The EU continues its fight to protect EU citizens and the EU’s financial system against money laundering and terrorist financing. On 7 December 2022, in order to enlarge the scope of the existing regulatory framework and to close possible loopholes, the Council agreed on its position on an anti-money laundering (AML) regulation and a new directive (AMLD6). Together with the proposal for a recast of the transfer of funds regulation, on which an agreement has already been reached with the European Parliament, these will form the new EU AML rulebook once adopted.
The new EU anti-money laundering and combating the financing of terrorism (AML/CFT) rules will be extended to the entire crypto sector, obliging all crypto-asset service providers (CASPs) to conduct due diligence on their customers. This means that they will have to verify facts and information about their customers. In its position, the Council demands CASPs to apply customer due diligence measures when carrying out transactions amounting to €1000 or more and adds measures to mitigate risks in relation to transactions with self-hosted wallets. The Council also introduced specific enhanced due diligence measures for cross-border correspondent relationships for crypto-asset service providers.
Third-party financing intermediaries, persons trading in precious metals, precious stones, and cultural goods, will also be subject to the obligations of the regulation, as well as jewelers, horologists, and goldsmiths.
By limiting large cash payments, the EU will make it harder for criminals to launder dirty money. An EU-wide maximum limit of €10.000 is set for cash payments. Member states will have the flexibility to impose a lower maximum limit if they wish.

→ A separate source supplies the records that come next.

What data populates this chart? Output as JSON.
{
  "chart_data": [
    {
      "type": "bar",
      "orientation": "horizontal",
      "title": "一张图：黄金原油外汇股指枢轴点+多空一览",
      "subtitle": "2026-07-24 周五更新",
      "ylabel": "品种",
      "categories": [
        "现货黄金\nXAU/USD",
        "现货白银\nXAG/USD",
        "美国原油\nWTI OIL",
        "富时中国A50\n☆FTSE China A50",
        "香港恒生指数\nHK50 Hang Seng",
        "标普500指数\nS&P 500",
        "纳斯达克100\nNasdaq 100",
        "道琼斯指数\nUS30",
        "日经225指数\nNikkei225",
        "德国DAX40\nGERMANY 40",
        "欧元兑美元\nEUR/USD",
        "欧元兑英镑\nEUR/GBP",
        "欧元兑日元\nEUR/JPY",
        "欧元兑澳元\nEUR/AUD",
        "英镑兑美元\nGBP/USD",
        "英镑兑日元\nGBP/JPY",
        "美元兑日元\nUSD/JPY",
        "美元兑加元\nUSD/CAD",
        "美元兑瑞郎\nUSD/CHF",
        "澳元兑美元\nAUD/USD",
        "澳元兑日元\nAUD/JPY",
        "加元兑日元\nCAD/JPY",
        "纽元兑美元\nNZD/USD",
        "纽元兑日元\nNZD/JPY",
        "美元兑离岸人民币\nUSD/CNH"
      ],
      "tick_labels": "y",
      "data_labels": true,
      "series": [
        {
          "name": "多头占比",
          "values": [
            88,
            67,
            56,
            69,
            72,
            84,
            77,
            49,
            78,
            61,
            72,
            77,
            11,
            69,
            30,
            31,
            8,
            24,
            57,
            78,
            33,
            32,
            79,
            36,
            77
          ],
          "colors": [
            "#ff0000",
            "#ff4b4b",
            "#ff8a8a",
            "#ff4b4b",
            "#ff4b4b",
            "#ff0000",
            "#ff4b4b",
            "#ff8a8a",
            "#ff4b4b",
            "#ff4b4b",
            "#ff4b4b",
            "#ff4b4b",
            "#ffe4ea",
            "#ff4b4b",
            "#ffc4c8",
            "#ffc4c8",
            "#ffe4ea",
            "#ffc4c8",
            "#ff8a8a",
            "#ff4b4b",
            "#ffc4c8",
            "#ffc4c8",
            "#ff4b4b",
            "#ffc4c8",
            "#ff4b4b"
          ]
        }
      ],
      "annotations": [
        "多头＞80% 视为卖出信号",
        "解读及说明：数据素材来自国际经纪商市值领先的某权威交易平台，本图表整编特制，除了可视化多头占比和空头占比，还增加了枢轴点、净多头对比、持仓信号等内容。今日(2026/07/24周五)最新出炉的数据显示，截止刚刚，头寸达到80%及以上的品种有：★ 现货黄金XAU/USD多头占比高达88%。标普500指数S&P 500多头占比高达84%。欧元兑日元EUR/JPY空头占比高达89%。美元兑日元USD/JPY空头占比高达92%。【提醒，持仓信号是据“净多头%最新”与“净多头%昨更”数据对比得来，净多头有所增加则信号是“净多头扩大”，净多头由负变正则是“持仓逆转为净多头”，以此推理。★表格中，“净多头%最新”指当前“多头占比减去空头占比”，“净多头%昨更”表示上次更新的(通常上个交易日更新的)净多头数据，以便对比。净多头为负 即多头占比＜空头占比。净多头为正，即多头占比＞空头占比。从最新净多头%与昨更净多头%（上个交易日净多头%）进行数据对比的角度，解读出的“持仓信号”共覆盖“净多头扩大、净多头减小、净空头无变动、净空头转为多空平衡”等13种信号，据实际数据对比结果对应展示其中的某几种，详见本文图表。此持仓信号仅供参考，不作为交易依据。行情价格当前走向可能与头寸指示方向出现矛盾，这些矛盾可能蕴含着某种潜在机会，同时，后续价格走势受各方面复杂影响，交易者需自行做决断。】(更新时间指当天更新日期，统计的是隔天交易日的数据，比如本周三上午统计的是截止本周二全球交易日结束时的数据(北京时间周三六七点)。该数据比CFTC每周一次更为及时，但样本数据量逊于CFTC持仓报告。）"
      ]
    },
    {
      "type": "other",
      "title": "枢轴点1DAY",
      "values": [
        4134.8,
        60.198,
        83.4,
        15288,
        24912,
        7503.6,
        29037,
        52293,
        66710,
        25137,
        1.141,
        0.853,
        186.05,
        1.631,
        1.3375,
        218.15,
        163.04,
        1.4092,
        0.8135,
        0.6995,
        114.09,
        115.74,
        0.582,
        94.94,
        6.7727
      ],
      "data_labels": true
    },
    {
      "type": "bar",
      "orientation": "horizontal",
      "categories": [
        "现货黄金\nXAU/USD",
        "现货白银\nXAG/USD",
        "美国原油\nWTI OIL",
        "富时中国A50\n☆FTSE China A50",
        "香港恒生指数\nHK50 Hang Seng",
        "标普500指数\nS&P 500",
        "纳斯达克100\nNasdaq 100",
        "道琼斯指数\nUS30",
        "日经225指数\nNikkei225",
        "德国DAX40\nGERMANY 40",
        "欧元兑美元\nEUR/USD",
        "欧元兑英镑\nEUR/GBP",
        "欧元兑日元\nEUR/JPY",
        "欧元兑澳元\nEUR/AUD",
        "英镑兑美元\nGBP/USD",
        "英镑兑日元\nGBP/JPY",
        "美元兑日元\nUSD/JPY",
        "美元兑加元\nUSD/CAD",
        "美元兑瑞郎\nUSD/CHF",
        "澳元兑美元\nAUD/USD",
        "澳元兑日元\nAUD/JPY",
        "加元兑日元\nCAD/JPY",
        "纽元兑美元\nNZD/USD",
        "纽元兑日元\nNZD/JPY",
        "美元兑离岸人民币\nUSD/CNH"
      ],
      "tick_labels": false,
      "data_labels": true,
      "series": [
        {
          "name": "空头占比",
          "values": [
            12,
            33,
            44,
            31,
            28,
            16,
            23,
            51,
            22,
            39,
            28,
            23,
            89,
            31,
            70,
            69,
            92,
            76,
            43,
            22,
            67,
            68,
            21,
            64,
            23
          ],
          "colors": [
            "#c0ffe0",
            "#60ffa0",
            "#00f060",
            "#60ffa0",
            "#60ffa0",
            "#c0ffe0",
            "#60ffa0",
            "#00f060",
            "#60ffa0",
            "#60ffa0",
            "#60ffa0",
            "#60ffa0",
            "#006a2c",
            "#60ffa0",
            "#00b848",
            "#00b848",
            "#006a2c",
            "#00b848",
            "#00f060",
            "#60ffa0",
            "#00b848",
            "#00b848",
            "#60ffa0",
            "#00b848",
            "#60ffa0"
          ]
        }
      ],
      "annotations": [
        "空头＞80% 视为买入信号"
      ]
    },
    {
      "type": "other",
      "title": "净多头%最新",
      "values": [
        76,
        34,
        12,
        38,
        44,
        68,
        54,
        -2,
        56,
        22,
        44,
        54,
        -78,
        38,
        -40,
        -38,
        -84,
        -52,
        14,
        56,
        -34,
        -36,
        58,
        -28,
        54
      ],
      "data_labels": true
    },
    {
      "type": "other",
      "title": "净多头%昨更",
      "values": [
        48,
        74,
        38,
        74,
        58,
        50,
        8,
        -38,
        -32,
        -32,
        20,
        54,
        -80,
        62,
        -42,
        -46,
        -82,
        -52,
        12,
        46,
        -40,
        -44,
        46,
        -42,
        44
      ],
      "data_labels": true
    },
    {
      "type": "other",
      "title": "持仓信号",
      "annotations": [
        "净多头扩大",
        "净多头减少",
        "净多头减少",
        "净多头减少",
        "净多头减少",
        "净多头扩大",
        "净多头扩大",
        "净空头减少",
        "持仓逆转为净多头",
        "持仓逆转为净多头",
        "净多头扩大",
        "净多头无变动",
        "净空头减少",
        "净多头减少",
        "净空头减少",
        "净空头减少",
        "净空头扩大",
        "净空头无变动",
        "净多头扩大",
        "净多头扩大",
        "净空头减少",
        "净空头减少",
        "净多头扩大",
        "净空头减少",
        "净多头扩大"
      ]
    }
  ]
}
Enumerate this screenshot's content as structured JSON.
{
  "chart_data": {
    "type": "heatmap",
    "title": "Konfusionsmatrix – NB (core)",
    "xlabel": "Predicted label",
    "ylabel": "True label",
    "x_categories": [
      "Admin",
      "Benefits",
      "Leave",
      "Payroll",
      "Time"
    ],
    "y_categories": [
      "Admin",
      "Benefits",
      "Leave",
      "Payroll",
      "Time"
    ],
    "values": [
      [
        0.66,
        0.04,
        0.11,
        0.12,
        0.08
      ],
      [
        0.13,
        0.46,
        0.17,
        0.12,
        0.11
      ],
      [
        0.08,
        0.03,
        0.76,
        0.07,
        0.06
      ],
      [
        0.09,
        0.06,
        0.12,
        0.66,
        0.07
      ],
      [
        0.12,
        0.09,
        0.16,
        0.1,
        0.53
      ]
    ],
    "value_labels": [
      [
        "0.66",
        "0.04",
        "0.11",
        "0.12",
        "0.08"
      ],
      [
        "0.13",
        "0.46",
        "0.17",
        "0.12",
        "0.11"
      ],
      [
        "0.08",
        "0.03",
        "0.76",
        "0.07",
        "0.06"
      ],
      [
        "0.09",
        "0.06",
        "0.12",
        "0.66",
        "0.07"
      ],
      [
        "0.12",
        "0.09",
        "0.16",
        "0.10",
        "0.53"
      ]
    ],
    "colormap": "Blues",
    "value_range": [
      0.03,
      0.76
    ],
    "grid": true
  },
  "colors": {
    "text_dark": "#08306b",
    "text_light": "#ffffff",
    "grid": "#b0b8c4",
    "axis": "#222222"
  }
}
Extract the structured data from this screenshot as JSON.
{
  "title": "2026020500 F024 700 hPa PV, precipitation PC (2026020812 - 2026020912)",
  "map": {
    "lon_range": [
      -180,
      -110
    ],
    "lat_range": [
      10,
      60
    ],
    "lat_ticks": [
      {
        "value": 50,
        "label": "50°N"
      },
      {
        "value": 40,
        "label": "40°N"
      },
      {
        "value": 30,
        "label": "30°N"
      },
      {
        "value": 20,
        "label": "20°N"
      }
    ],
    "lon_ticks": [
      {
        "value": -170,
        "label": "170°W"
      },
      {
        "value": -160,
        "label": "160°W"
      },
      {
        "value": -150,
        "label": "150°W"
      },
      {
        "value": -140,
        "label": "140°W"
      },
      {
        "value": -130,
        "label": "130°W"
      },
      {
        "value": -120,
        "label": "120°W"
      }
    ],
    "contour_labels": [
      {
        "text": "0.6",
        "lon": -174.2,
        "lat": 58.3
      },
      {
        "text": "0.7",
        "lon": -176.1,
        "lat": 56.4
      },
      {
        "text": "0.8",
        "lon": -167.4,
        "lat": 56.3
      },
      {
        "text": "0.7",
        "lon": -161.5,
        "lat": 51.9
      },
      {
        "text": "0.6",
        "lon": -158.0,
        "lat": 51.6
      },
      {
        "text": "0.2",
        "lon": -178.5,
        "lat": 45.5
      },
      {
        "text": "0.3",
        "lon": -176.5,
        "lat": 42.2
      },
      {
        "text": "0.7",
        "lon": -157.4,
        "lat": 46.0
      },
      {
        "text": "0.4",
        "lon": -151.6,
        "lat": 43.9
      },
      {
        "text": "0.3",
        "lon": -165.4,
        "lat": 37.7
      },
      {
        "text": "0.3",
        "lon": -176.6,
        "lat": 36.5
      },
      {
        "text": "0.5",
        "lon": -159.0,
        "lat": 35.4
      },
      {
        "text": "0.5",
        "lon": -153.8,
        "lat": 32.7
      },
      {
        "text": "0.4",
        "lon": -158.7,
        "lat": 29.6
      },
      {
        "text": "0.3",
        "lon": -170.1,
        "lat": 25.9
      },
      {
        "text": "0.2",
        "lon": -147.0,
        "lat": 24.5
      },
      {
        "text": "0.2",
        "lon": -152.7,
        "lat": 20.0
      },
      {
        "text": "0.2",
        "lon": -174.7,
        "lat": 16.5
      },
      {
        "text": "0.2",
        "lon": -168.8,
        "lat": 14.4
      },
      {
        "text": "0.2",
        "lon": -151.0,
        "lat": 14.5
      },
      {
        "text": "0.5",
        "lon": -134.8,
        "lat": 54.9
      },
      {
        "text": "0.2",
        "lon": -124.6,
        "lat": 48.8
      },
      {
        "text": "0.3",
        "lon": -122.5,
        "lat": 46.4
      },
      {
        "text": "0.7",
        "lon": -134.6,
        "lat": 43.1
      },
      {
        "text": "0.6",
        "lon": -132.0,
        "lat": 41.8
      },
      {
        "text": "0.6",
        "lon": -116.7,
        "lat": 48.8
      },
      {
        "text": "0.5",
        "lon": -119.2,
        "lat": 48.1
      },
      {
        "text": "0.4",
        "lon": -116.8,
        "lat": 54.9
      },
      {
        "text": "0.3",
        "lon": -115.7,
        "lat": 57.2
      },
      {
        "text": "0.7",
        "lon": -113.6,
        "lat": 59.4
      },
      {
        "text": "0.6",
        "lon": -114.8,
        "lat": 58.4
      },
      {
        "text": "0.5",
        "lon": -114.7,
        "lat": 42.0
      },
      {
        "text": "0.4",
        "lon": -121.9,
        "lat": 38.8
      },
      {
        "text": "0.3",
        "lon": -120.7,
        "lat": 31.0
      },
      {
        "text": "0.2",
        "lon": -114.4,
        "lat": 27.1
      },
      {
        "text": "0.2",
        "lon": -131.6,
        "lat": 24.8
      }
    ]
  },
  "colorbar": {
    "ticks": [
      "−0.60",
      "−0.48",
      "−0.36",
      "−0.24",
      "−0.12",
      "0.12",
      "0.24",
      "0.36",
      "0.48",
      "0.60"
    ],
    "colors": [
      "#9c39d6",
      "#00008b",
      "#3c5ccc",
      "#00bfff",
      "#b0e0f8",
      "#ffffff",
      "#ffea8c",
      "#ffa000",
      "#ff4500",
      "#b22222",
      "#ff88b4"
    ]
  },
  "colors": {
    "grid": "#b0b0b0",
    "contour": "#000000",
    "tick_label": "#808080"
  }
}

Third countries that are listed by the Financial Action Task Force (FATF, the international standard setter in anti-money laundering) will also be listed by the EU. There will accordingly be two EU lists, a “black list” and a “grey list”, reflecting the FATF listings. The Commission will not be required to redo the identification process performed by the FATF. This is to ensure that FATF lists are transcribed in a timely manner and to avoid wasting resources. Once a third country appears on one of these lists, the EU will apply measures proportionate to the risks posed by the country.
In its position, the Council decided to make beneficial ownership rules more transparent and to harmonize them more. In particular, the Council clarifies that beneficial ownership is based on two components – ownership and control – which need to be analyzed in order to assess how control is exercised over a legal entity and to identify all natural persons who are the beneficial owners of that legal entity. Related rules applicable to multi-layered ownership and control structures are also clarified. The Council also spells out further how to identify and verify the identity of beneficial owners across types of entities, including non-EU entities. Data protection and record retention provisions are also clarified. This is expected to make the work of the competent authorities easier and faster.
Member states should ensure that any natural or legal person that can demonstrate a legitimate interest has access to information held in the beneficial ownership registers, and such persons should include those journalists and civil society organizations that are connected with the prevention and combating of money laundering and terrorist financing.
The package also foresees i.a. the clarification of outsourcing provisions, the clarification of the powers of supervisors, and a minimum set of information to which all financial intelligence units (national centers for the receipt and analysis of suspicious transaction reports and relevant money laundering information) should have access, as well as improved cooperation among authorities.